Actualités - Cette semaine, la France et les Etats-Unis ouvrent les hostilités dans le dossier des taxes douanières. Donald Trump a vivement réagi à la taxe Gafa. En représailles, il menace de taxer l’équivalent de 2,4 milliards de dollars de produits français. Quelles conséquences pour l'économie française ?

France/Etats-Unis : la guerre des taxes est déclarée

(Conception : Mathilde Hodouin – Création : Charlotte Thomas)

Cette semaine, la tension monte entre la France et les Etats-Unis sur fond de taxes douanières. En juillet 2019, l’Hexagone a voté la taxe de 3 % — dite « taxe Gafa » — qui s’applique aux sociétés dont le chiffre d’affaires atteint 750 millions d’euros au niveau mondial et de plus de 25 millions d’euros sur le sol français, dans le cadre de leurs activités numériques.

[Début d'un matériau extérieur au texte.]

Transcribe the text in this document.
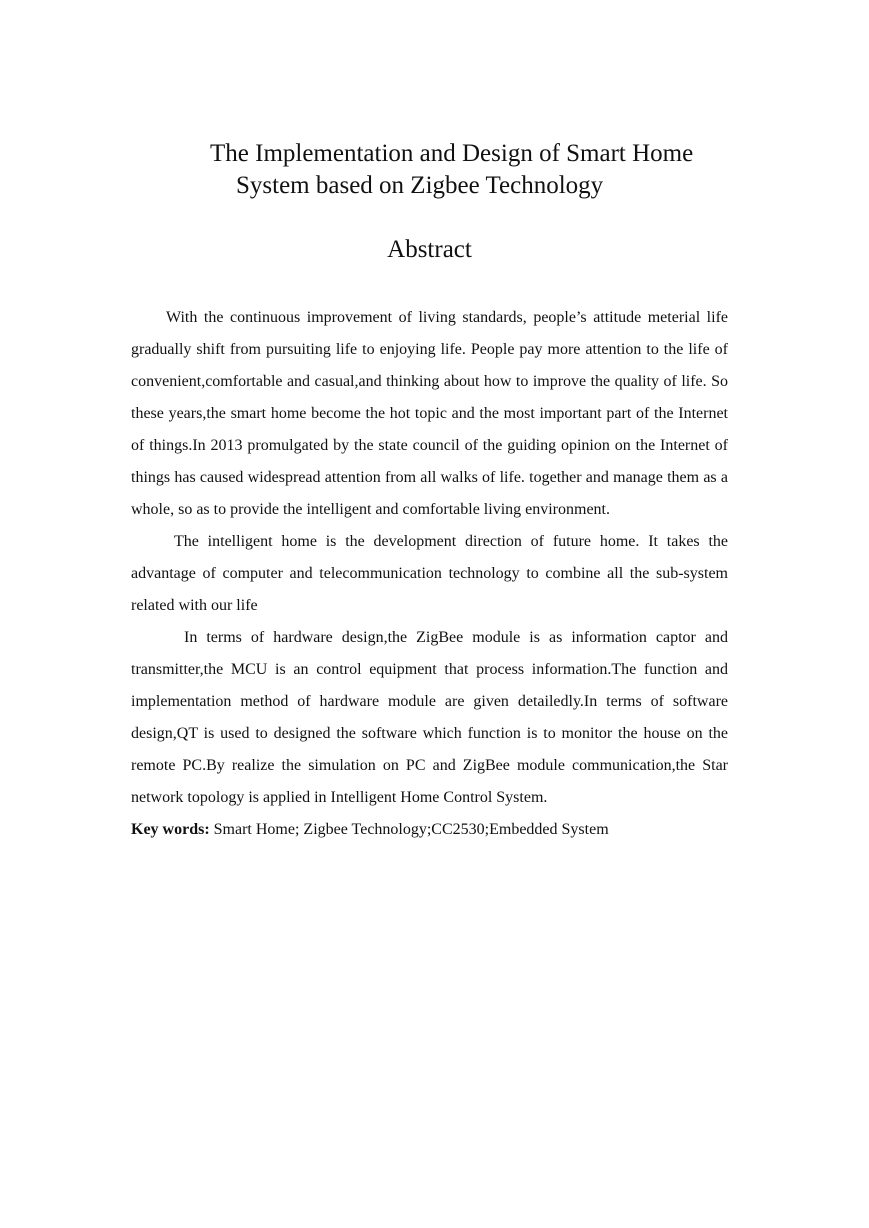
The Implementation and Design of Smart Home
System based on Zigbee Technology
Abstract

With the continuous improvement of living standards, people’s attitude meterial life gradually shift from pursuiting life to enjoying life. People pay more attention to the life of convenient,comfortable and casual,and thinking about how to improve the quality of life. So these years,the smart home become the hot topic and the most important part of the Internet of things.In 2013 promulgated by the state council of the guiding opinion on the Internet of things has caused widespread attention from all walks of life. together and manage them as a whole, so as to provide the intelligent and comfortable living environment.

The intelligent home is the development direction of future home. It takes the advantage of computer and telecommunication technology to combine all the sub-system related with our life

In terms of hardware design,the ZigBee module is as information captor and transmitter,the MCU is an control equipment that process information.The function and implementation method of hardware module are given detailedly.In terms of software design,QT is used to designed the software which function is to monitor the house on the remote PC.By realize the simulation on PC and ZigBee module communication,the Star network topology is applied in Intelligent Home Control System.

Key words: Smart Home; Zigbee Technology;CC2530;Embedded System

Ce lundi 2 décembre, le Bureau du Représentant américain au Commerce (USTR) a remis son rapport d’enquête sur la « taxe Gafa », commandé en juillet dernier par Donald Trump. Le document comporte des propositions de mesures de rétorsion commerciales contre la France, rapporte l’agence Reuters. Entre les deux pays, le bras de fer a commencé.

Vers la surenchère ?

La plupart des géants numériques étant américains, Donald Trump n’a pas caché sa colère. Fidèle à ses habitudes, le président américain a menacé ce lundi de surtaxer l’équivalent de 2,4 milliards de dollars de produits français. En première ligne figure l’industrie du luxe, mais également certains produits alimentaires comme le champagne et le fromage. L’enquête américaine a été menée au titre de la Section 301 du Trade Act de 1974, qui sert à déterminer l’équité des pratiques commerciales qui s’applique aux compagnies américaines. Pour rappel, la Chine et l’Union Européenne — dans le dossier des subventions accordées à Airbus — ont déjà fait l’objet de telles investigations.

La taxe Gafa se veut temporaire. La France s’est engagée à abroger cette loi dès que les géants du numérique seront imposés à l’échelle internationale, dans le cadre d’un dispositif en cours d’élaboration sous l’égide de l’Organisation de coopération et de développement économiques (OCDE). « Je ne laisserai pas la France tirer parti des entreprises américaines », s’est indigné Donald Trump ce mardi 3 décembre à Londres, en marge du sommet de l’OTAN. Début novembre 2019, les critiques acerbes d’Emmanuel Macron envers l’organisation présidée par les Etats-Unis ont aggravé les tensions entre les deux pays. Le ministre français de l’Economie et des Finances, Bruno Le Maire, a jugé les sanctions « inacceptables ».

Contre-coup sur les marchés

D’après Bruno Le Maire, « la taxe française n’est pas discriminatoire (…) Elle comprend des entreprises américaines mais aussi des entreprises françaises, des entreprises européennes et des entreprises chinoises ». Le ministre a déploré la crispation des Etats-Unis. « Ce n’est pas entre alliés la bonne politique », a-t-il souligné. « Si l’administration américaine dit oui au projet de taxation des activités numériques tel qu’il a été négocié à l’OCDE et qui est sur la table, il n’y a plus aucune difficulté », a ajouté Bruno Le Maire. De son côté, la Commission européenne a assuré que les Etats membres resteraient solidaires de la France. « L’Union européenne agira et réagira d’un bloc », a promis un porte-parole.

Le contre-coup s’est fait sentir sur les marchés, notamment pour les valeurs françaises du luxe. LVMH — numéro un mondial — Kering et Hermès ont perdu plus de 2 % ce mardi. L’indice Stoxx — qui regroupe la plupart des grands acteurs européens du secteur — a cédé près de 0,8 %. La plus forte baisse sectorielle touche les matières premières, avec un recul de 1,7 %. En France, la filière du vin n’a pas caché son inquiétude. Dans un communiqué, le Département américain du commerce a fait savoir qu’une période de consultation publique de la liste des produits français susceptibles d’être surtaxés s’achèvera le 14 janvier prochain. Aucune date d’entrée en vigueur des sanctions n’a été avancée. Affaire à suivre.